Annie Knott was
appointed as a lecturer and for some time was not being called on to give
lectures. Mrs. Eddy told her, “You must rise to the altitude of true womanhood,
and then the whole world will want you as it wants Mother” (We Knew Mary Baker Eddy vol 1 Expanded Edition, pp. 191-2). And, '“I would like
to know who has the most intellect, the man or the woman? And then she laughingly added, “There is
not any such thing as intellect, but I mean who reflects the most intelligence,
the man or the woman? Take Adam and Eve, was it not the woman who first
discovered that she was in error and was the first to admit it?”' (ibid p. 192). Mrs. Knott
found this to be a new definition of intelligence.
Are we willing today to
admit we have been in error on some matter?
Yes. Mrs. Knott started to
have calls to lecture.
Alfred Farlow tells us how
to interview Mary Baker Eddy - see page 211 of We Knew Mary Baker Eddy vol 1 Expanded Edition. Aren’t we, as members of Christian
Science churches, often to be found saying, “I wonder what Mrs. Eddy would
say”? The answers are all in the books.
And don’t we sometimes
berate ourselves for not being able to assimilate more of Science? Emma Newman
recorded Mrs. Eddy writing with thanks to Newman's father for a sermon of his which
was published in The Christian Science Journal, pp. 294-300, October 1893. Eddy's note read: “God bless you and every day show you a little more of Infinite
Love. Just your daily bread, more you will not digest” (WKMBE p. 240). Just enough bread
to digest at a time. How wise!
Now here is a condition
which one would think Mrs. Eddy would never talk about – hermaphrodite
mentality. At the time of the "Next Friends" suit, Hermann Hering says of the
work done in spiritual defence: ‘The trial was a very stubborn fight, and there
seemed to be no progress made and little indication that Truth would win out.

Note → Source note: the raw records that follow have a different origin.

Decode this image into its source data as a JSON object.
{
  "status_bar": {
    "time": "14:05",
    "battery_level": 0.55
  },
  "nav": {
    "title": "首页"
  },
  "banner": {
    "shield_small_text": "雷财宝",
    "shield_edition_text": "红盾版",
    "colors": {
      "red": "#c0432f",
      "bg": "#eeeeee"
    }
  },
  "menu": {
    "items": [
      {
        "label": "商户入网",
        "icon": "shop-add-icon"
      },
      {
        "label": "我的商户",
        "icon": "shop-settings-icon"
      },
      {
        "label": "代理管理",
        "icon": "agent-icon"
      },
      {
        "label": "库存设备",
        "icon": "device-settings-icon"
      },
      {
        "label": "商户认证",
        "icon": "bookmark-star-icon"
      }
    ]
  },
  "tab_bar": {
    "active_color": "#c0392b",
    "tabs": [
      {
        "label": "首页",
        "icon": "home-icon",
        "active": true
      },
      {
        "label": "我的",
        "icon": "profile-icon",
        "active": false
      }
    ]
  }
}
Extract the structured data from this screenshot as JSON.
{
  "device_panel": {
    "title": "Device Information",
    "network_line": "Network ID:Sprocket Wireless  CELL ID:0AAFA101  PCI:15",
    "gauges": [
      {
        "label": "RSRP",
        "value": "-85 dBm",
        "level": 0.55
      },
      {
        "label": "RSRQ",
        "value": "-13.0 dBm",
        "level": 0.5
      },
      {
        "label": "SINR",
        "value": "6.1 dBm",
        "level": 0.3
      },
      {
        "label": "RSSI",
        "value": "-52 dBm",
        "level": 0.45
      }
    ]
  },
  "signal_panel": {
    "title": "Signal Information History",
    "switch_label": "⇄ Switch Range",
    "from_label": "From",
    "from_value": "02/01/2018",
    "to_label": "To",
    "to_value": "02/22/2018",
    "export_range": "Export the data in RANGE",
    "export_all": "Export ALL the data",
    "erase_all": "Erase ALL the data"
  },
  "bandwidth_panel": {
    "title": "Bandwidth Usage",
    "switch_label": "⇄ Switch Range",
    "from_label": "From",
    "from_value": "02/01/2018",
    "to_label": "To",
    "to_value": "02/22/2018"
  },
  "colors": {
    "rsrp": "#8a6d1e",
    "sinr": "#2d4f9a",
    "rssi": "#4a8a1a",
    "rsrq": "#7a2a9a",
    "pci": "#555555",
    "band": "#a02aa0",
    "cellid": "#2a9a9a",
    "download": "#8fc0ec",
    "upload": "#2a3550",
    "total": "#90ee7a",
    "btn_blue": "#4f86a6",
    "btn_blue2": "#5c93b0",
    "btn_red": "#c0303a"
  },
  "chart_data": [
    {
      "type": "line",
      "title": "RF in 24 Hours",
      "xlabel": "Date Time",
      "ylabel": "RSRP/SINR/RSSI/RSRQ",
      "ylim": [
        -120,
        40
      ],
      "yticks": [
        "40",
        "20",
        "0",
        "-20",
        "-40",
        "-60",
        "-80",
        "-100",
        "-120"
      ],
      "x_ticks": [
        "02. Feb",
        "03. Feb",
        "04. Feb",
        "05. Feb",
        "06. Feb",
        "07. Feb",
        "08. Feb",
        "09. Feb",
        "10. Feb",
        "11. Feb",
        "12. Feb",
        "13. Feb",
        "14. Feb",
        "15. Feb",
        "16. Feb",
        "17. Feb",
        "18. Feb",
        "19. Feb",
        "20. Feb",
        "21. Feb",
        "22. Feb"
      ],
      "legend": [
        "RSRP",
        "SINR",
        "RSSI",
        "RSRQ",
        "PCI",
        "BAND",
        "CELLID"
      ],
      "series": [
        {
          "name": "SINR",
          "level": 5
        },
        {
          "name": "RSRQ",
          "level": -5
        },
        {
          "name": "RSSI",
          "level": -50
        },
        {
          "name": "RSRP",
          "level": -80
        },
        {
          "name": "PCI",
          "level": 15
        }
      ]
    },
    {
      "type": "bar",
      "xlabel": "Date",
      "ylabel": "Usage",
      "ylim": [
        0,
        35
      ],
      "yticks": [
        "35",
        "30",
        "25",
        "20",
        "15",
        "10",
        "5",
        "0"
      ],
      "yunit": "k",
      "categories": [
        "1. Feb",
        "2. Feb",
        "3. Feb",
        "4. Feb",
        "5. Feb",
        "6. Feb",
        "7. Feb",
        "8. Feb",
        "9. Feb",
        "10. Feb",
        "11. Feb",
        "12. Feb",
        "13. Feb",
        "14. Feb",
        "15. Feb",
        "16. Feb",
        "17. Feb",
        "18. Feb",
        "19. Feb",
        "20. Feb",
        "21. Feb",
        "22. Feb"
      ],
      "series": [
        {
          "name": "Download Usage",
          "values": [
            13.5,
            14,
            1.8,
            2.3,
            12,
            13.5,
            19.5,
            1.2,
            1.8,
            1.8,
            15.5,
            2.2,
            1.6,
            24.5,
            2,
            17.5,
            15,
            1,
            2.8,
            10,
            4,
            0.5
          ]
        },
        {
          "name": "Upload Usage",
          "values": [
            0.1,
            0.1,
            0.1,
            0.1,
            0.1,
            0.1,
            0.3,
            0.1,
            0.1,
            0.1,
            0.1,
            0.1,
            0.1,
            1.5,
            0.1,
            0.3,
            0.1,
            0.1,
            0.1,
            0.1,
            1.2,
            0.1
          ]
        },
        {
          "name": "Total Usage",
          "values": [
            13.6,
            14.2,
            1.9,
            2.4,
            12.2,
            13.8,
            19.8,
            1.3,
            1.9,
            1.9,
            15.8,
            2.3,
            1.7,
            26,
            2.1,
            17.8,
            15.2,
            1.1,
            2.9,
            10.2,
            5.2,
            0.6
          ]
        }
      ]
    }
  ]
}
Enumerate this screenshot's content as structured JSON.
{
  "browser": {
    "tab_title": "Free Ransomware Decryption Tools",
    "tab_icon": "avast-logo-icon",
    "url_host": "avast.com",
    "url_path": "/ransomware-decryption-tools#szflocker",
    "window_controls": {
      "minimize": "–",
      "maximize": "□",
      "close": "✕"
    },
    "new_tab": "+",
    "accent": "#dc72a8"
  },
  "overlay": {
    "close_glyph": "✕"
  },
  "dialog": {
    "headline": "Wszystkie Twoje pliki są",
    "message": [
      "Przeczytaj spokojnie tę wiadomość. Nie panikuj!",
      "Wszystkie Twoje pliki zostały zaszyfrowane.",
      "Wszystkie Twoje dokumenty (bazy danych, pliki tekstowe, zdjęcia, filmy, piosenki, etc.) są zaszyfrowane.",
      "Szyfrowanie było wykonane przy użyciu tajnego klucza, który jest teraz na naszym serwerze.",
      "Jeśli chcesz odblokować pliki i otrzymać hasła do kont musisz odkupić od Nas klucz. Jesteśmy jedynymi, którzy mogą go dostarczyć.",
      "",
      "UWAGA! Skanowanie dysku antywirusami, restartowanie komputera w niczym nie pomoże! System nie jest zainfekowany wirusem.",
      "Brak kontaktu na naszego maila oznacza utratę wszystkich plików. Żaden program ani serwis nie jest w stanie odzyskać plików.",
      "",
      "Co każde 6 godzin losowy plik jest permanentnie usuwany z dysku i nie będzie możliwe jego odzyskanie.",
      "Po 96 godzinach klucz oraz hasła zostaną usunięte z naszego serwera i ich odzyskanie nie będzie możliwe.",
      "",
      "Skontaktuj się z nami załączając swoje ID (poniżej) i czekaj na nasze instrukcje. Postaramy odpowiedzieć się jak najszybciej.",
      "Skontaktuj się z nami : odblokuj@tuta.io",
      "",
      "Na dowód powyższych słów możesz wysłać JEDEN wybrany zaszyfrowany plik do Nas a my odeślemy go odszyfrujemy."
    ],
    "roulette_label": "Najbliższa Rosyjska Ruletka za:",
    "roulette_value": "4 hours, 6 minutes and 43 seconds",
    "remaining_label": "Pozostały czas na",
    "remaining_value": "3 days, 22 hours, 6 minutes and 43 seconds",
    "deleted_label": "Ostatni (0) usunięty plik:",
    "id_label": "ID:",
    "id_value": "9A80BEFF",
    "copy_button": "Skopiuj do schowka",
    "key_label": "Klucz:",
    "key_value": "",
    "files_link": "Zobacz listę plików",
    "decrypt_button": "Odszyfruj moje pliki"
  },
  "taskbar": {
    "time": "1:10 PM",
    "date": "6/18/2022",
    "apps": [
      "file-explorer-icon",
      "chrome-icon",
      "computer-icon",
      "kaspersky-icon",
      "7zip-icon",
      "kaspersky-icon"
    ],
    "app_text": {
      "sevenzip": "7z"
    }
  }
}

There was some very subtle work going on, and finally Mrs. Eddy sent word to
these workers, “You must know that there is no hermaphrodite mentality.” From
that time on things began to break. The power of evil was taken away, and very
soon the trial was ended’ (ibid p. 450).
The reader is not likely to
recognise that big word, I presume. But it is a condition much talked about in
our time. My dictionary defines it: A person or animal having both male and
female sex organs or other sexual characteristics, either abnormally (in the
case of some organism) or as the natural condition.
One stands in awe at Mrs.
Eddy discernment of the situation!
The
foregoing is the result of my having started to read our book of the month some
time before it was announced. I made notes in the back of the book and referred
to them for this writing. I am currently up to page 251 with Daisette McKenzie.